The Mirror

I don’t enjoy looking at myself in the mirror. In fact, there was a period of time in my life where I couldn’t stand it and would avoid it at every conceivable cost. It wasn’t until recently that I could tolerate even looking in the mirror with the intent of looking at myself.

As an adult, I’m just now figuring out how to appreciate myself for who I am. But it isn’t easy.

I’ve nailed down why though.

First, it comes down to how the medical professionals in my life handled the fact I was overweight as a child and into my teenage years. For most of my preteen/teen years, I’ve been too “fat” for my height. Diet and exercise were never a forgotten topic at annual physicals, and it was always frowned down upon to express the difficulty of those things.

“You just need to try harder.”

“You’re not motivated enough.”

“[Insert food] tastes just the same as [insert food].” (It never did. That’s a lie)

“You just need to stay within your calorie limit.”

“Having anything remotely unhealthy is a treat that can only happen like once or twice a week, and even that needs to be lessened after a period of time.”

Do you know what all those things led to? A still overweight me and really unhealthy and disordered relationship with food. Despite me trying to convey that I had trouble maintaining any semblance of energy, or any motivation in general, medical professionals didn’t seem to listen very well.

You know what? That’s not okay. Because what they did was take a look at a number on the scale and determined that all issues I was experiencing were related to it. Everything could only be solved by a “healthy” weight, diet and exercise.

Screw that. Because of that number on a scale I went most of my middle and high school years with awful self-image and and the idea that all the things wrong with me were my fault.

The reality?

The executive function caused by my ADHD makes it hard to start and finish tasks. Especially when they’re tasks that I don’t necessarily want to do.

The Narcolepsy and Endometriosis make energy really hard to come by.

The Depression makes simply functioning that much more difficult.

I needed someone to listen to me, and all I really got was frustration and body shaming.

The other reason?

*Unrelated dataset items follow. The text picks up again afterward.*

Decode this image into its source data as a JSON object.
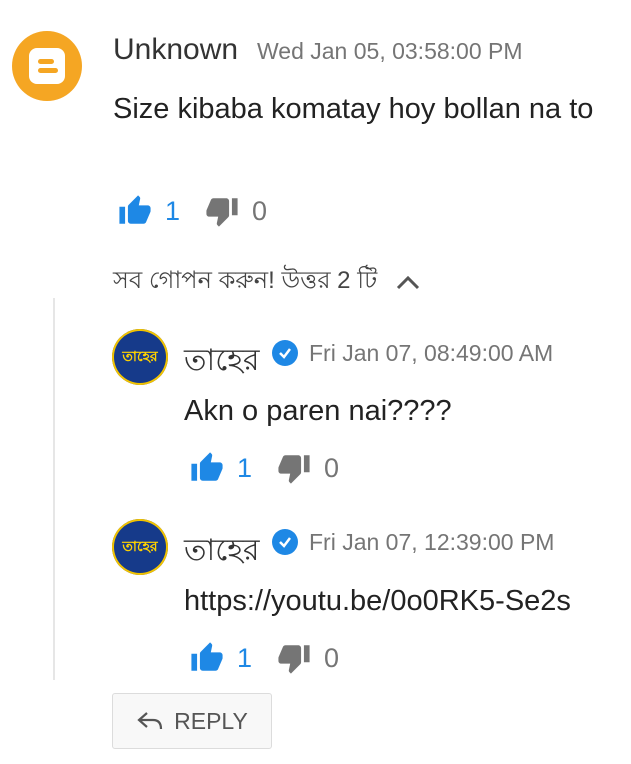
{
  "comment": {
    "author": "Unknown",
    "timestamp": "Wed Jan 05, 03:58:00 PM",
    "text": "Size kibaba komatay hoy bollan na to",
    "likes": "1",
    "dislikes": "0",
    "avatar_icon": "blogger-icon"
  },
  "replies_toggle": {
    "label": "সব গোপন করুন! উত্তর 2 টি"
  },
  "replies": [
    {
      "author": "তাহের",
      "avatar_text": "তাহের",
      "timestamp": "Fri Jan 07, 08:49:00 AM",
      "text": "Akn o paren nai????",
      "likes": "1",
      "dislikes": "0"
    },
    {
      "author": "তাহের",
      "avatar_text": "তাহের",
      "timestamp": "Fri Jan 07, 12:39:00 PM",
      "text": "https://youtu.be/0o0RK5-Se2s",
      "likes": "1",
      "dislikes": "0"
    }
  ],
  "reply_button": {
    "label": "REPLY"
  },
  "colors": {
    "accent": "#1e88e5",
    "blogger": "#f5a623",
    "muted": "#757575"
  }
}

Toxic “Biblical” teachings.

When you’re told enough times that overeating is a sin because you’re not taking care of your body, that does horrible things for your self-image and relationship with Christ.

When you’re told that you need to fit a certain standard in body and appearance in order to be “wanted” as a Christian woman, that does jack for your self-image and makes you wonder if you’re every going to be “wanted.”

When you’re shown that if you don’t follow these certain dress standards, you’re immodest and sinning, it hurts how you perceive yourself and makes you double and triple check that you’re not sinning; which, only increases the anxiety you’re already feeling.

When you’re told that you have to cover up because it “could” cause someone of the male gender to “stumble” it makes it clear that a man’s ability to keep it in his pants is more important than how you view yourself as a human being. And that you yourself aren’t nearly as important as those of the opposite sex.

When you’re told that wearing things that make you feel good about yourself for that reason alone makes you vain, it makes you want to run away from all those things and focus on not doing anything to be considered vain because God forbid, someone have another reason to judge you.

The worst part? Most of these can be attributed to someone else’s personal beliefs and not something concrete in Scripture.

But despite all of that, I grew. Now, I wear jeans that accent my features, that make me feel confident in who I am as a person.

I wear my hair in a way that gives me confidence, and doesn’t make me feel like I want to crawl out of my skin because it’s consistently touching my ears and neck.

And you know what? I keep my weight what it is because I can, and because I’d rather spend my time on this earth loving myself for who I am, and not for a standard perceived by society. And on the days when I feel bad about it? I remember that one of the kids I watch said they love to snuggle with me because “your belly is soft and squishy like a pillow.” If that isn’t a good reason I don’t know what is.